Certainly those comments were intended to play to New Zealand First’s racist constituency that does not like either migrants or refugees and definitely does not want to see any more of them. But they were also sending a none-too-veiled reminder to Labour that this government survives neither because of the gushing charm of its leader, nor the self-imagined talent of its Ministers, nor the will of the public, but simply and solely at the pleasure of New Zealand First and its leader.
Labour has been placed on clear public notice that it needs to toe the New Zealand First line to remain in office. The Prime Minister’s muted response shows she understands her predicament all too well and will bow to it, because she has no other option.
While this was always seen as a potential risk for this coalition government, given its make-up, Labour had earlier believed that during the period of the Prime Minister’s maternity leave, their Ministers would be able to straightjacket the Deputy Prime Minister, to preserve the fiction this government was Labour-led.
But he was too wily for that to ever have been a possibility. This was his opportunity to put his stamp clearly on the government, and he was not going to be denied. He easily outwitted his Labour colleagues and used his considerably greater experience to perform better than most had expected he would as Acting Prime Minister, thereby bringing an air of stability to a government that has looked somewhat chaotic before and since.
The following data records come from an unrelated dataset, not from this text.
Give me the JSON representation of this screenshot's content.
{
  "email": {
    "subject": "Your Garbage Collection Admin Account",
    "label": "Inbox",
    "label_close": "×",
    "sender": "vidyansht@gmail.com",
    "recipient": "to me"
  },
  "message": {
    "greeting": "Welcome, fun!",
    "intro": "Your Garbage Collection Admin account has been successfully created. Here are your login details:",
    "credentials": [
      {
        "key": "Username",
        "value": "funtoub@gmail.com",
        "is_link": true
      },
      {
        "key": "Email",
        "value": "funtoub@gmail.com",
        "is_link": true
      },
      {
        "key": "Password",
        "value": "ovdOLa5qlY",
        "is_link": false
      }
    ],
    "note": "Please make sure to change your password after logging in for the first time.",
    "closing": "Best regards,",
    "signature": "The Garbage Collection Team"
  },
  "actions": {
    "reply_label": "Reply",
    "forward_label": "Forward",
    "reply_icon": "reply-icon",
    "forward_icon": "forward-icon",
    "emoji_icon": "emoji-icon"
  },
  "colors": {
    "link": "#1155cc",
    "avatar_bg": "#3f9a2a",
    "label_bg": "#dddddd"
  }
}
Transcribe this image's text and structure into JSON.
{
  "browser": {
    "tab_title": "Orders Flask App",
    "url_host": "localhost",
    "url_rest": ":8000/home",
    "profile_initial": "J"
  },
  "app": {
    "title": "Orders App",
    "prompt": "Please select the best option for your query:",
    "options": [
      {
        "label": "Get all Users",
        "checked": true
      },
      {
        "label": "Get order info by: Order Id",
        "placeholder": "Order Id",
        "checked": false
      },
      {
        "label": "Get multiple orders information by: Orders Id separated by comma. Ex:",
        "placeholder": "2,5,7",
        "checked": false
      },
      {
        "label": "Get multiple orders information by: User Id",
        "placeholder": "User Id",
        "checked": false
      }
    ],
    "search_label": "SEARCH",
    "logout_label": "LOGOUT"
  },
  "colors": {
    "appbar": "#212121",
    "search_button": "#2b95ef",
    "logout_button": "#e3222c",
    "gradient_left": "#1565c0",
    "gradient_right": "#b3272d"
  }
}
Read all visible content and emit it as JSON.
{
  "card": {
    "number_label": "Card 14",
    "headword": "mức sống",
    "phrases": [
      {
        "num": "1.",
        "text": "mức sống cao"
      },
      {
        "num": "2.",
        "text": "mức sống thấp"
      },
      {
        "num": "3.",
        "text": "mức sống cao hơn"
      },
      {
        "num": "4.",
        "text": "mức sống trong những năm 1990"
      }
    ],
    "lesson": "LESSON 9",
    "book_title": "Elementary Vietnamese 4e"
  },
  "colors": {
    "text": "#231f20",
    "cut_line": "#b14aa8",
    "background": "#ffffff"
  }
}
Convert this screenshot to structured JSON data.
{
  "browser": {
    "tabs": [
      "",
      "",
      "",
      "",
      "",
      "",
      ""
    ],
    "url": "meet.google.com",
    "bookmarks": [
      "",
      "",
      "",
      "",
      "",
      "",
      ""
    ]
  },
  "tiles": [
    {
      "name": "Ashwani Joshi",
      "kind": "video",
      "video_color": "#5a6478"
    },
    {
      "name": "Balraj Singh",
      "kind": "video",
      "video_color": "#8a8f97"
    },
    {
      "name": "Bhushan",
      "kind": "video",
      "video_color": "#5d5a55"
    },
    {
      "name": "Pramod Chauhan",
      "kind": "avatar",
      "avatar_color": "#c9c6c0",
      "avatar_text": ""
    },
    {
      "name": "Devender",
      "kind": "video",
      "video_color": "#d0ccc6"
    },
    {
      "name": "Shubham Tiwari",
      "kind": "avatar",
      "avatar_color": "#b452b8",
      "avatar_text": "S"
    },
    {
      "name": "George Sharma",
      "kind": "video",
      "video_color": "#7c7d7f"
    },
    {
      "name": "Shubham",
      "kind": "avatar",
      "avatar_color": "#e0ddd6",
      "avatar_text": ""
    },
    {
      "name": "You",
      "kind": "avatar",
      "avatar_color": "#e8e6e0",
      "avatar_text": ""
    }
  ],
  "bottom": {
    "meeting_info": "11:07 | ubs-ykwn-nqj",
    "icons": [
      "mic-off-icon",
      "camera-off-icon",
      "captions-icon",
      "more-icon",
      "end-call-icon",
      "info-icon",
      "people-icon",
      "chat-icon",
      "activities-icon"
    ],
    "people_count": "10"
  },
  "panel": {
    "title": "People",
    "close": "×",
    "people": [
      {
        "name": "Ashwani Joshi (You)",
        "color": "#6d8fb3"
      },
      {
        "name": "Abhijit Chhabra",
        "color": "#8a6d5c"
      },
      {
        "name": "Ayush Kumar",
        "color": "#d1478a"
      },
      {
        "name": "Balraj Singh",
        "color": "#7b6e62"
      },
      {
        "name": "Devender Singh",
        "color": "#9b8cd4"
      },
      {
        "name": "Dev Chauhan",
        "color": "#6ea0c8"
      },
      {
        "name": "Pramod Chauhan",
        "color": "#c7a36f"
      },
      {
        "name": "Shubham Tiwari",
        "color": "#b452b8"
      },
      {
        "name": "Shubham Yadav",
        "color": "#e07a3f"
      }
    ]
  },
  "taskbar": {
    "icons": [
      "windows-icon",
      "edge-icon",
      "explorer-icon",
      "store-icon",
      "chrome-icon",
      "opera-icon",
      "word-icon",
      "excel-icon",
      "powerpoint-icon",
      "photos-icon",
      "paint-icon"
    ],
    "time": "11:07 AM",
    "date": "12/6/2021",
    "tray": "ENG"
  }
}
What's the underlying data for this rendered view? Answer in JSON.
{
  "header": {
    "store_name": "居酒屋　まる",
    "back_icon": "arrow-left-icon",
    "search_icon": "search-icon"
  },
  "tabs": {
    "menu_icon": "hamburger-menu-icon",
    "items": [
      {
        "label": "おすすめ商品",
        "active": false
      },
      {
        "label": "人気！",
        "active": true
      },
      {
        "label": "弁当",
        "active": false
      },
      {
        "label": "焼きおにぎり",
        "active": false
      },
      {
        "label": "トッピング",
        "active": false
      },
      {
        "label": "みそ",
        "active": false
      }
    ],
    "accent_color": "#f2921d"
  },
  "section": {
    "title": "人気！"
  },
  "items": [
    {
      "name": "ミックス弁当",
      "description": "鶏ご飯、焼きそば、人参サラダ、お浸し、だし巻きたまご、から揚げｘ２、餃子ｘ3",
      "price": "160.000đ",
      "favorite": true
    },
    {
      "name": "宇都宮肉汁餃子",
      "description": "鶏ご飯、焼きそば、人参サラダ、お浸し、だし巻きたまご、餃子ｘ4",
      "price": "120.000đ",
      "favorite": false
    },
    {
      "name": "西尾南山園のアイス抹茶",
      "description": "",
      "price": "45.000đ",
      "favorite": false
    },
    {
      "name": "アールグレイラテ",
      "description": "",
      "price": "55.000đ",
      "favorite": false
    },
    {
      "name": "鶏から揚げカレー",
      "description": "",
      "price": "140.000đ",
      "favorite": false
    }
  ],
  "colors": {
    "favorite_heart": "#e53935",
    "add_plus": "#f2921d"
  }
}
In so doing, he enhanced considerably his stature within the government, as well as increasing New Zealand First’s dominance of it, leaving Labour between a rock and a hard place.
By the time the Prime Minister returned to duty, the die was firmly caste, and the government to all intents and purposes had become a New Zealand First/Labour coalition. Nothing has happened to reverse that over the last few weeks and the Prime Minister’s travails with her own Ministers in the last couple of weeks have reinforced the new dynamic.
Against that backdrop, the refugee putdown this week is a ruthless assertion to the public of where the power really lies in this government and who will be calling the shots for the remainder of its term. The Prime Minister’s awkward balancing act from here on is to continue to appear enthusiastic and aspirational, while at the end of her Deputy’s string, and only allowed to implement the policies he mandates.
How long the now marginalised public tolerates this becomes an open question.